Columbia Valley Centres see more international tourists

There’s been a large jump in the number of international tourists visiting B.C. in 2016, a trend also noticed in the Columbia Valley.

There’s been a large jump in the number of international tourists visiting B.C. in 2016, a trend that local visitors centres are seeing out here in the Columbia Valley.

The latest provincial visitor numbers, according to a recent provincial Ministry of Jobs, Tourism and Skills Training press release, show that number of international visitors (which includes American tourists) is up 16.2 per cent compared with last year an increase of 39,246 visitors.

Both Visitor Centres in the valley told The Echo they’ve seen an increase in international tourists, although the Columbia Valley Visitor Centre reported just a slight increase, while the Radium Visitor Centre reported a significant increase.

“Last year at this point, we’d had 45 international visitors, if you include Americans, and so far this year we’ve had 51, so we’re up a bit,” said Columbia Valley Visitor Centre manager Kathy Tyson on Thursday, May 5th, adding that the flow of such visitors has increased recently, with a three having arrived that day, and another three having arrived the day before.

“All of them were Americans heading to Alaska and, in terms of international visitors, that’s typically what we get (at the Columbia Valley Visitor Centre) Americans heading up across the border, through Banff and Jasper on their way up to Alaska,” said Tyson.

She added that although Americans make up the bulk of the centre’s international visitors, they do see tourists from other parts of the world.

“We always get a good group of Germans. They are typically young and travelling all around Canada, and last year in particular, there definitely seemed to be quite a lot of visitors from the Netherlands,” she said, adding the Visitor Centre at the Crossroads also sees a number of tourists from Japan and China, and gets its fair share of visitors from Australians and New Zealand.

Tourism Radium manager Kent Kebe told The Echo that although most of the Radium Visitor Centre’s tourists come from Alberta or other parts of B.C., it has seen a jump in the number of international tourists so far this year, with 552 parties of international visitors (360 of them, or 55 per cent, American) having stopped in at the centre from January through April 2016, compared with 339 such parties (232 of them American) in January through April 2015 a 53 per cent increase.

The centre gets an average number of 2.2 visitors per parties, so in terms of individual visitor numbers that translates to 1,214 international visitor so far in 2016 compared with 792 in the first four months of 2015.

“It’s quite an increase, and it’s been absolutely busy here,” said Kebe. “I think it has a lot to do with the low Canadian dollar, especially for the Americans.”

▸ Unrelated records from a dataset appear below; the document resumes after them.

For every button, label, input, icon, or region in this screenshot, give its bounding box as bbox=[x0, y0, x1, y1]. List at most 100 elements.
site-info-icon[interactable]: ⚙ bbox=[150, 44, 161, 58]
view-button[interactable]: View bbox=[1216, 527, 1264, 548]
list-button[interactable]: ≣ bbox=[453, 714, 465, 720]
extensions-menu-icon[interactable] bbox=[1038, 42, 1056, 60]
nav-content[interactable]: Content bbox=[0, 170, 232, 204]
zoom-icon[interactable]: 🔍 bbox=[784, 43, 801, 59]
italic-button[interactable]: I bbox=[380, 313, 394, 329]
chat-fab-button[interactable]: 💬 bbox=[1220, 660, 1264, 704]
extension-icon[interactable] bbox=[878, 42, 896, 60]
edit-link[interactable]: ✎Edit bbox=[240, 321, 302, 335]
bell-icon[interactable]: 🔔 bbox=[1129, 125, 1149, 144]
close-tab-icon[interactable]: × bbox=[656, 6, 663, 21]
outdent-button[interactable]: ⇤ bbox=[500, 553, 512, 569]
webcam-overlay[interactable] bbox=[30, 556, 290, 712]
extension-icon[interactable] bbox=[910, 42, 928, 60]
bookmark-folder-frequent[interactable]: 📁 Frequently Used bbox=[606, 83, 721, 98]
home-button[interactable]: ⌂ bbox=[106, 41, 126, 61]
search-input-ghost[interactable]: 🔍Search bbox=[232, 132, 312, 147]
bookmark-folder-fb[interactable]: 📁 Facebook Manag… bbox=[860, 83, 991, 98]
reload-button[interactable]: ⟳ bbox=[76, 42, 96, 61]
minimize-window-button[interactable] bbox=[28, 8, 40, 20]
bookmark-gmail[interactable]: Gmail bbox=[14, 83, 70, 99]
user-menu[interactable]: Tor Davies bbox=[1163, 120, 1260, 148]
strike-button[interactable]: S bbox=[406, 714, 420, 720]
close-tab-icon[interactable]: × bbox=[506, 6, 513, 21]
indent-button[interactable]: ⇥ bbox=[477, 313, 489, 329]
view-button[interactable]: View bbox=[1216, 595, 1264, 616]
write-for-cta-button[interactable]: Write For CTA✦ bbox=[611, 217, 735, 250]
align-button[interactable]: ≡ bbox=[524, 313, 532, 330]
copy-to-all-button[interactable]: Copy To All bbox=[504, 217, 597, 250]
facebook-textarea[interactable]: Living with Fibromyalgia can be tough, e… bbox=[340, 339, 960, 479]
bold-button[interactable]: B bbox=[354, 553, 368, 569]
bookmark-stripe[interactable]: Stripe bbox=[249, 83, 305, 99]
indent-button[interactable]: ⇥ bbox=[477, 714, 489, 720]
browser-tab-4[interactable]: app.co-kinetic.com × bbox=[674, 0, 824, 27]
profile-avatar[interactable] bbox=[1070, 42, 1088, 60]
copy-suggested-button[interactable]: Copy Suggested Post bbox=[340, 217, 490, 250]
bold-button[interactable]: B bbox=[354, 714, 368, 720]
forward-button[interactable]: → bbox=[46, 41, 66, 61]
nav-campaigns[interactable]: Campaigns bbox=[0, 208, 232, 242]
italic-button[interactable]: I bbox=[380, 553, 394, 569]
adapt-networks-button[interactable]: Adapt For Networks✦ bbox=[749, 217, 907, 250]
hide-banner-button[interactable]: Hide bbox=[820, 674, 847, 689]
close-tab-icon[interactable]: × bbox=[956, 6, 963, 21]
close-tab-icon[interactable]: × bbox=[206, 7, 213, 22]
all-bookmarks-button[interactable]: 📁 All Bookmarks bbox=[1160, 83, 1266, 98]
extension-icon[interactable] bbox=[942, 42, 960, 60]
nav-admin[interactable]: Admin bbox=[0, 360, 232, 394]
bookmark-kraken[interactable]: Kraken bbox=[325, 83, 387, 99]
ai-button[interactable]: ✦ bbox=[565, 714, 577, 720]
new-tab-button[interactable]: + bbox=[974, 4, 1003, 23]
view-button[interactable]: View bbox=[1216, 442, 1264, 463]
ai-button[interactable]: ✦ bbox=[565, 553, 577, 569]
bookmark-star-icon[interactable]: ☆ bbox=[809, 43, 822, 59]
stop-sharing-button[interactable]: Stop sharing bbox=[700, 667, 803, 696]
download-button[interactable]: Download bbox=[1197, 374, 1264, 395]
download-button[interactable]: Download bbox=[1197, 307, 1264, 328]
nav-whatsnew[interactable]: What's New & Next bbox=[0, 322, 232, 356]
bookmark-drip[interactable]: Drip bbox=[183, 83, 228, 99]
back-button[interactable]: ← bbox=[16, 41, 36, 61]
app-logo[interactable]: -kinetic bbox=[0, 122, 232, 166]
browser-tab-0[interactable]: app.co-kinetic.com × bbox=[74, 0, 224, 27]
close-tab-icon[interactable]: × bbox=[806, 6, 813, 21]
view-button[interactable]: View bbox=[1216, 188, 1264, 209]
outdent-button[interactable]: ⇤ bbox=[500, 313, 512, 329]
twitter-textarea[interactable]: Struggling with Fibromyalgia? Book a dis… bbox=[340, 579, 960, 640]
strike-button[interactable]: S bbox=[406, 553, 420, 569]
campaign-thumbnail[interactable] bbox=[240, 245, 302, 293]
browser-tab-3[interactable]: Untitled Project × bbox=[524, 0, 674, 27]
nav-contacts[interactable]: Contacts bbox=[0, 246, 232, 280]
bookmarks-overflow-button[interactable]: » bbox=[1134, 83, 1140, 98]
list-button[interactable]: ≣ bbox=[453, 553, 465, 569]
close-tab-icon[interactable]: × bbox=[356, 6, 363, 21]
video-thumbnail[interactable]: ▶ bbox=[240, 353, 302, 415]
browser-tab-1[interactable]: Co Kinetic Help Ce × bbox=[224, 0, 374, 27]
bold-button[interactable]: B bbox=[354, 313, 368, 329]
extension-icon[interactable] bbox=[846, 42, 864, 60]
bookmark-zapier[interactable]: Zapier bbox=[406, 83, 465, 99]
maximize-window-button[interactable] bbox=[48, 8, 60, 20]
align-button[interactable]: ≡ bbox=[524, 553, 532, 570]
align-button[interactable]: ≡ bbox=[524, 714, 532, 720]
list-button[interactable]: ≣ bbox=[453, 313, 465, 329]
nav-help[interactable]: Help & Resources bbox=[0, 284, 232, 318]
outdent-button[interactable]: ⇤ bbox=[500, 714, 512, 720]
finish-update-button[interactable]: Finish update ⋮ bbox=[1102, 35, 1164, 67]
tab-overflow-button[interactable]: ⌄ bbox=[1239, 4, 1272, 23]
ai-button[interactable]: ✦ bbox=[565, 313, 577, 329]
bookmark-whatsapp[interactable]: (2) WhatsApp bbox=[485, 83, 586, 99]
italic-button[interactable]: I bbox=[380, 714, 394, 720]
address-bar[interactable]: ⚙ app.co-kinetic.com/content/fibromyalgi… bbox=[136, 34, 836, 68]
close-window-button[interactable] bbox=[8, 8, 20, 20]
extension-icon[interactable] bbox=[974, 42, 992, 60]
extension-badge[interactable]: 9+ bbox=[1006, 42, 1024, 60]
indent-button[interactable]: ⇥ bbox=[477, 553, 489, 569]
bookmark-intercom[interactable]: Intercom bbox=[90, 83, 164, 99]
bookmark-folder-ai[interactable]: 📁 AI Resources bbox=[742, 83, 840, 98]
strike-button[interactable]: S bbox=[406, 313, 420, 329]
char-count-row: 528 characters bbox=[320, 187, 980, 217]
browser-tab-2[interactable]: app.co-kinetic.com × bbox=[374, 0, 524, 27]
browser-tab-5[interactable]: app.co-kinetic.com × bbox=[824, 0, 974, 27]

Kebe said that, similar to the Columbia Valley Visitor Centre, the Radium Visitor Centre gets a healthy dose of Europeans.

“There are a lot of Germans,” he said. “We always know the tourist season has truly started when we starting seeing Germans and Swiss.”

Many of the European visitors are interested in outdoor activities such as hiking. This early in the season, Kebe said the Visitor Centre often has to tell them that while the grass may be green in the valley bottom, most of the best hiking trails in the mountains are still snowbound.

In addition, the Radium Visitor Centre also sees a decent number of people from Australia and New Zealand, added Kebe.

The Ministry of Jobs, Tourism and Skills Training press release also points to the low Canadian dollar as a reason for the increase in international visitors in B.C.

“The latest international visitor numbers back up what we’ve been hearing from communities across the province they are having record-breaking seasons,” said provincial Minister of Jobs, Tourism and Skills Training Shirley Bond in the press release.

In the press release, Destination BC chief executive officer Marsha Walden says the increase in international visitors is “proof that British Columbia’s vast and powerful nature, spectacular cities, fabulous snow conditions and great value for money are big draws for our friends south of the border.”

In 2015, 4.9 million international visitors came to B.C. a 7.9 per cent increase compared to 2014.